А трактор все ползет и ползет, ввинчиваясь в темноту, и она отступает, как бы отодвигается под его напором, дрожа в неясных бликах рыжего робкого электрического света…
«Нет, пора быть взрослым. Работать по-настоящему. И жить тоже. И я теперь хозяин всего того, что здесь есть», — думает Сунер.

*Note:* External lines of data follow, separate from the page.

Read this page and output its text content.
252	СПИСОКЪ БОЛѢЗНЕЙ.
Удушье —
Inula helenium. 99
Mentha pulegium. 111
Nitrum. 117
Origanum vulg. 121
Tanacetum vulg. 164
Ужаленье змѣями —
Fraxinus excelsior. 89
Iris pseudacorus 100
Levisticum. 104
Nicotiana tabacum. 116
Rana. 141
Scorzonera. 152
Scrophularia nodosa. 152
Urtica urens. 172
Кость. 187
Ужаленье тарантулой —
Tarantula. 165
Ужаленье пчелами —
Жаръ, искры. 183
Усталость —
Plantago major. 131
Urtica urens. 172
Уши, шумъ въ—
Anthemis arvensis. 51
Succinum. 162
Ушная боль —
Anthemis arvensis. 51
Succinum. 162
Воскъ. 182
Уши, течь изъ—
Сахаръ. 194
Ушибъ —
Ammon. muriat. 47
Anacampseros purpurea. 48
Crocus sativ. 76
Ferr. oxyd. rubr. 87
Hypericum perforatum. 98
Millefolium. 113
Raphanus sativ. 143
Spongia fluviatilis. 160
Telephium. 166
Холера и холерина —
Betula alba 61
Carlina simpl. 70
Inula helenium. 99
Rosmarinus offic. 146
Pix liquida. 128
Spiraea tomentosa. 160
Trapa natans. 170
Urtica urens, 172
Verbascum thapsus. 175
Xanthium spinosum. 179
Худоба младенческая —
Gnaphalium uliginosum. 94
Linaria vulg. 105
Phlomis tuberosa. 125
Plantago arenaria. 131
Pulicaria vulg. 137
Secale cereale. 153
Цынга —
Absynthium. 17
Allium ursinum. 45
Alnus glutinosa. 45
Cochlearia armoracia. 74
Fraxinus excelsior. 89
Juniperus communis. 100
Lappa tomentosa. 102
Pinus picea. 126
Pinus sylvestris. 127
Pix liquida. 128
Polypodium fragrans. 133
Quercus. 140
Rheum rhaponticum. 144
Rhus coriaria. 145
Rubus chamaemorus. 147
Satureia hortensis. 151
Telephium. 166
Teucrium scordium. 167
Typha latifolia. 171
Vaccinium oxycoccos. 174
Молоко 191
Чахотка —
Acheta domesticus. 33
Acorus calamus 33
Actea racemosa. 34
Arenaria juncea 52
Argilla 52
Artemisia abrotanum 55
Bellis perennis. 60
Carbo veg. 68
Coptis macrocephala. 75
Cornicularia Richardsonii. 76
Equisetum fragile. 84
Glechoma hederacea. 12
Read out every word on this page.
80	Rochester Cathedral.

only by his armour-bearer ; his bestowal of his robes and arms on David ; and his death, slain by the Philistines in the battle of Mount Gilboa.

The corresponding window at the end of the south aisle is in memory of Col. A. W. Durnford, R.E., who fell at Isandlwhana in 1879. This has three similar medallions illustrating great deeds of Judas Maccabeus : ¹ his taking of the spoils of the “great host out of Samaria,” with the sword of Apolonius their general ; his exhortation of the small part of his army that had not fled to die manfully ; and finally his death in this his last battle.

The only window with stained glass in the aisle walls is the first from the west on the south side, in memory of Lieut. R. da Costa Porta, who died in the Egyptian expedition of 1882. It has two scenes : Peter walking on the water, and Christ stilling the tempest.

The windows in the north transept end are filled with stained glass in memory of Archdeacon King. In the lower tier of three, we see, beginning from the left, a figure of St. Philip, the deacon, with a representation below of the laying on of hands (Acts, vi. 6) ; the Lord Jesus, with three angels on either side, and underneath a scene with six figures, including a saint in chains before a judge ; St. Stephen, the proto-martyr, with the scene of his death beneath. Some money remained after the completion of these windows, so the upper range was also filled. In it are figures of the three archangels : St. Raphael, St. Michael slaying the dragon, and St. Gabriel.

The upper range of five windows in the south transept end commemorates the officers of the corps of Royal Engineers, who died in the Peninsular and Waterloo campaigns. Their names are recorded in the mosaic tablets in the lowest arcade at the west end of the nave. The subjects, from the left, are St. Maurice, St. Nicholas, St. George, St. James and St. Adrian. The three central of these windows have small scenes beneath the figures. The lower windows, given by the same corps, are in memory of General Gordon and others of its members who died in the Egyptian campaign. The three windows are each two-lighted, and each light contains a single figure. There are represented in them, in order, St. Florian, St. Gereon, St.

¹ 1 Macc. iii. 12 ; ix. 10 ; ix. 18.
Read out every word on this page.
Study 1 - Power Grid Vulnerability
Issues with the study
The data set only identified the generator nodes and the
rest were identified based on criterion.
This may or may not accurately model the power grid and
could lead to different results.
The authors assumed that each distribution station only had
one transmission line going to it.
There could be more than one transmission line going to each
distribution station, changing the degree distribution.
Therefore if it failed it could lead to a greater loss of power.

…Вот они с Эпишке, представляется ему, подъезжают к деревне. Сунер слезает с телеги и незаметно — для пущей важности — пачкает лицо землей, чтобы выглядеть еще более усталым и наработавшимся, а потом вышагивает по деревне с высоко поднятой головой, чуть-чуть вразвалку, по-рабочему. А навстречу попадаются люди, такие же, как и он, усталые, грязные, с закопченными пахотной пылью лицами, с припухшими веками.
— Эй, Сунер! Как дела? — весело окликают они его.
— Хорошо. Ничего дела, — отвечает Сунер, и голос у него басовитый, какой и должен быть у настоящего работяги.
И тут-то встретится ему Дьинди. Да, да, Дьинди… Высокая, румяная девушка, у которой длинные черные косы, а глаза… А вот какие у нее глаза, Сунер толком не знает. Потому что не отваживался посмотреть ей в лицо. Да что там — посмотреть! При одном упоминании ее имени Сунера бросает то в жар, то в колод, а при встречах с нею он не знает, куда себя девать. Хочется сжаться, пригнуться, исчезнуть. Ну, да теперь Сунер — человек рабочий, и он не должен стыдиться, как мальчишка. Он пройдет мимо, серьезный и спокойный, будто бы и не замечая ее.
Сунер! — окликнет его девушка и робко станет на дороге. — Ой, Сунер! Что это у тебя с лицом? Больно?
— Больно? — удивится Сунер. — Что ж ему болеть? Мы — люди привычные. Такая у нас работа, — ответит он, улыбаясь.
«Нет, нет. Лучше об этом не думать. Не надо об Дьинди», — взволнованно решает Сунер.
Осенью он поступит в школу механизации учиться на тракториста. Он будет пахать, сеять, убирать хлеб для своего народа. Поставит себе дом, большой крестовый дом, как у многих его односельчан. А тут подойдет и срок в армию… В армию? Ну что ж, к тому времени он научится водить трактор, и почему бы не стать танкистом? Отслужит. Сунер и это выдержит. Он, оказывается, все может выдержать!
Он едет по деревне на своем тракторе, а сзади, вызванивая на тросе, волокутся восемь — десять мощных лиственниц. Для его нового дома! И вся деревня — стар и млад, кто, прильнув к оконцам, а кто, остановившись на улице, удивляются, сколько сумел Сунер зацепить своим трактором бревен. Это мастер, говорят они. Сразу видно — хозяин. И Дьинди смотрит…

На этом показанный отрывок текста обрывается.